落第街の辺りには、殺伐としたやり取りが。
全部全部、“いつも通り”。
形はどうあれ、住人達にとってのありふれた日々。

淡々と時間が過ぎてゆく。
月香はじっと下を眺めながら、左手に抱えていた黒い本に僅かに力を込めた。

すると、突如独りでにページが捲られた。
黒いページがぱらぱらと捲れる度に、白い文字が刻まれていく。
焦がれるように、愛するように。

『あら、寂しいの?』
『寂しいの?』
『寂しいのかしら?』
『寂しいんだね』

「いやそんなこと言ってねぇしバーカハーゲ!」

傍に浮遊する魔術書に、小学生のような悪口を叩きつける。
それは図星、ではない。
【それは死んでもありえない】ということを表していただけだ。

和元月香 > 『冗談』
『冗談よ』
『ありえないもんね』
『ないない』

『ツキカが寂しいだなんて、そんなの死んでもありえない!』

愉快そうに、笑うように黒い本は語る。
月香は顔を顰めて、咎めはしなかったがドン引きそのものの表情でそれを眺めていた。

『ツキカ、思い出した?』
『思い出したのね』
『この前のこと』
『この島で始めてバケモノにあったこと!』
『異形に食われかけたこと!』

「いや、何度も言わんでも分かるから!」
(羅列すんなと何度言えば...!)

鬱陶しげに手を振る月香を華麗にスルーして、黒い本は楽しそうに文字を紡ぐ。
余程楽しかったようだ、余程嬉しかったようだ。
...同じ 【バケモノ】の行く末が。

「お前ってほーんと、悪趣味よなー。引くわー」
『あら、褒めないで』
『照れる』
『ふふ』

和元月香 > 近道として利用していたただの路地裏に現れた、得体の知れないバケモノ。
元は人間だったらしいが、人の心を壊し喰らう。
それがバケモノ以外の何と表わすというのだろう。

『あの子、大丈夫かしら?』
『壊れないかな』
『ツキカじゃないし、壊れちゃうかもよ』
『死んじゃうかもね』
『可哀想』
『可哀想だわ』

黒い本が羅列する言葉。
たむけたのは、天狗を冠する少女。
1度バケモノに捕らわれたものの月香に何とか救われ、その後は気丈に振舞っていたが____。

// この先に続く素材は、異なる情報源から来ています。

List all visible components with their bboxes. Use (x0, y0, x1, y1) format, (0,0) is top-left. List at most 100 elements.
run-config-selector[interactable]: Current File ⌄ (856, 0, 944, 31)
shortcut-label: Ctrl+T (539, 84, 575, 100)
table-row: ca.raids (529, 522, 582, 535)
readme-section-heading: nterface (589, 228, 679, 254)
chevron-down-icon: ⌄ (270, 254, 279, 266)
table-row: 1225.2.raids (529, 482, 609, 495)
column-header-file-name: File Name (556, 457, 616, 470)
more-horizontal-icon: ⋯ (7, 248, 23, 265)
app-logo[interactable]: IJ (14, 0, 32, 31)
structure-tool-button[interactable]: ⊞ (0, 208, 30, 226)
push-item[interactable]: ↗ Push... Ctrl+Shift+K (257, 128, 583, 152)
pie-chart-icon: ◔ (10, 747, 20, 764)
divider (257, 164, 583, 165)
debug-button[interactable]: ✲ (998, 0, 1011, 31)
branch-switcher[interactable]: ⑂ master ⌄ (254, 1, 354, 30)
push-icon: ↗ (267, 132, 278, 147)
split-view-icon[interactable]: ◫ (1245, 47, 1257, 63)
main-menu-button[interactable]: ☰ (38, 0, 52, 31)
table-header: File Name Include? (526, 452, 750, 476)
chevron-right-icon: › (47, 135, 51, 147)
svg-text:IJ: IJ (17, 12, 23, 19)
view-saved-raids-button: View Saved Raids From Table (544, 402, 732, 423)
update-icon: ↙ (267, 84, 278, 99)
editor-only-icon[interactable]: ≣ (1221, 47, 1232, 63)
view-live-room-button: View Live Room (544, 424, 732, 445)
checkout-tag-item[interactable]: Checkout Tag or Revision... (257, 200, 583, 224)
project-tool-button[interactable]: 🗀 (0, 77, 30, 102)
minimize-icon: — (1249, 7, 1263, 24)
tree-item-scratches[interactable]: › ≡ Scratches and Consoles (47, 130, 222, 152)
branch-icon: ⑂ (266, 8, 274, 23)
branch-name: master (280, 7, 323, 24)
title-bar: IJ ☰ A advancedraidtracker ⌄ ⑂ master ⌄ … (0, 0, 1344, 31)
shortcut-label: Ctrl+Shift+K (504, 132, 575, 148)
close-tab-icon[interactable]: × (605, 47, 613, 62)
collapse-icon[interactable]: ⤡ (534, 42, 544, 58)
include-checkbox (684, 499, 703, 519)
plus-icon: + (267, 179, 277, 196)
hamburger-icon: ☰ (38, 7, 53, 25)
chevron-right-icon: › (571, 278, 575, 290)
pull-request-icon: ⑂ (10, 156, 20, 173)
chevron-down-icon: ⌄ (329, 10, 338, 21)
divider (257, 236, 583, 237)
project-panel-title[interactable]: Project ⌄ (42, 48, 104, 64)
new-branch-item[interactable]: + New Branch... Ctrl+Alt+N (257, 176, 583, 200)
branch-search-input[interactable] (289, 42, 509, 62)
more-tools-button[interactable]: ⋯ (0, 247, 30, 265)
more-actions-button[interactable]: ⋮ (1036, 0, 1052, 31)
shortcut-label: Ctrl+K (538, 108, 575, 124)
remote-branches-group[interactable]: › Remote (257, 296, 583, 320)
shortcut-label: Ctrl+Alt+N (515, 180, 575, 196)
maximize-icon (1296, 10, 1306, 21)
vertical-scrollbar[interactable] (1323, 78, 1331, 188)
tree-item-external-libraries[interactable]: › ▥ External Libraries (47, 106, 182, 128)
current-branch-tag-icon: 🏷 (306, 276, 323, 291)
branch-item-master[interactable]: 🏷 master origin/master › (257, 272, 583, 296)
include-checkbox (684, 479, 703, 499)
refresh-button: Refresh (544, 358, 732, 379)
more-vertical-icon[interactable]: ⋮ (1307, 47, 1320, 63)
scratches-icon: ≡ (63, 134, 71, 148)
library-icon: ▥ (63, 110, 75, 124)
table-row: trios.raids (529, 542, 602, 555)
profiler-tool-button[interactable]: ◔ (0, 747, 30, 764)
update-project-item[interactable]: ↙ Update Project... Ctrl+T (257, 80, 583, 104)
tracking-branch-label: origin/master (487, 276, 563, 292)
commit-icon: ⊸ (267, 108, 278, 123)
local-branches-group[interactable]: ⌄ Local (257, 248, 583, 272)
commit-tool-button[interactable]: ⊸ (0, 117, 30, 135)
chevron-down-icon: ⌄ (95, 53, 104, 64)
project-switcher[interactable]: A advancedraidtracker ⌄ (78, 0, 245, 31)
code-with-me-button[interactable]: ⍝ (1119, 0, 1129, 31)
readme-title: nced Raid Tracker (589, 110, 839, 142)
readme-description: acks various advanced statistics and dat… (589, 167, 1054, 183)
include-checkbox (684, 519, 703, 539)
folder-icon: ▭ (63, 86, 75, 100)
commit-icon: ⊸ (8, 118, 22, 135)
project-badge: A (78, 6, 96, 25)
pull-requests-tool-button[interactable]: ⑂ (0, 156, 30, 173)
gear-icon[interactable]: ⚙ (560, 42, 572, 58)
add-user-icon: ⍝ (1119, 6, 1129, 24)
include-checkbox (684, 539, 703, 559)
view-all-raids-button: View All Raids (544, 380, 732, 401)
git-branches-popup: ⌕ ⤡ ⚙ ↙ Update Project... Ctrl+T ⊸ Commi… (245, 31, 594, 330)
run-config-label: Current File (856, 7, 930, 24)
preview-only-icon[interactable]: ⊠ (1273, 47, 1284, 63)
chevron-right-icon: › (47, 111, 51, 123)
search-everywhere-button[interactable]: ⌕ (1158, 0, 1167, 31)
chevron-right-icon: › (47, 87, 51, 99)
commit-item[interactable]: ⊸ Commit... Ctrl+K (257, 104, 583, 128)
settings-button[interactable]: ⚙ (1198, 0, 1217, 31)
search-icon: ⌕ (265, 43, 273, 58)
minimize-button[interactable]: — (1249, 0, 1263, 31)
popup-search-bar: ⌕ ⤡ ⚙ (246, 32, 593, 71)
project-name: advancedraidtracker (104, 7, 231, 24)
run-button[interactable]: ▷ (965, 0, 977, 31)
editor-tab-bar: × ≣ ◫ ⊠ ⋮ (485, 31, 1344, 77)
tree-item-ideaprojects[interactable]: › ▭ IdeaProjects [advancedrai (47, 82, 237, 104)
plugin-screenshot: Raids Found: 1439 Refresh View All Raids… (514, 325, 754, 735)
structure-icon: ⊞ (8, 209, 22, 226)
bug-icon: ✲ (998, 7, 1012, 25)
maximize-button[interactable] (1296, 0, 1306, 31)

「...うっせ!あの子はそんな簡単に壊れないよバーカめ!」

それでも、月香は思いっきり黒い本を睨みつけた。
何をほざいてやがる、とぷんすかしながら手摺に腰掛ける。
それを不思議そうに見る黒い本。

「あのさぁ、お前あんま人をなめない方がいいよ。
そんな簡単に壊れたりしないって」

うんざりするように空を見上げた月香は、心の中でぽつりと呟いた。

(そう信じている内は、人は皆正気だ。
私だってそーだもん、私は正気のつもりだけどさ、

【傍から見れば私はきっと壊れてる】からね!)

何故か笑をこぼした月香をはてなマークを浮かべて見ていた黒い本だが、突如金網に叩きつけられた。

『きゃっ』
『わっ』

「だから1回黙っとけ!人が黄昏てんの邪魔するの良くないよ!」

もちろん月香が叩きつけただけの話だ。

和元月香 > 暫く足をぶらつかせていたものの、んーっと伸びをして手摺に立つ。
そして金網の上でぷかぷか浮いている黒い本を乱暴に閉じると、印を結んだ。

「...ふう。長居しすぎた」

手を開けば、金の光が溢れる。
夜空に瞬く星を掻き集めてできたような美しい光を、月香は皮肉げに嘲笑う。

(妙にセンチメンタルになっちゃったな)


____そのまま光の中に、消えた。

ご案内:「大時計塔」から和元月香さんが去りました。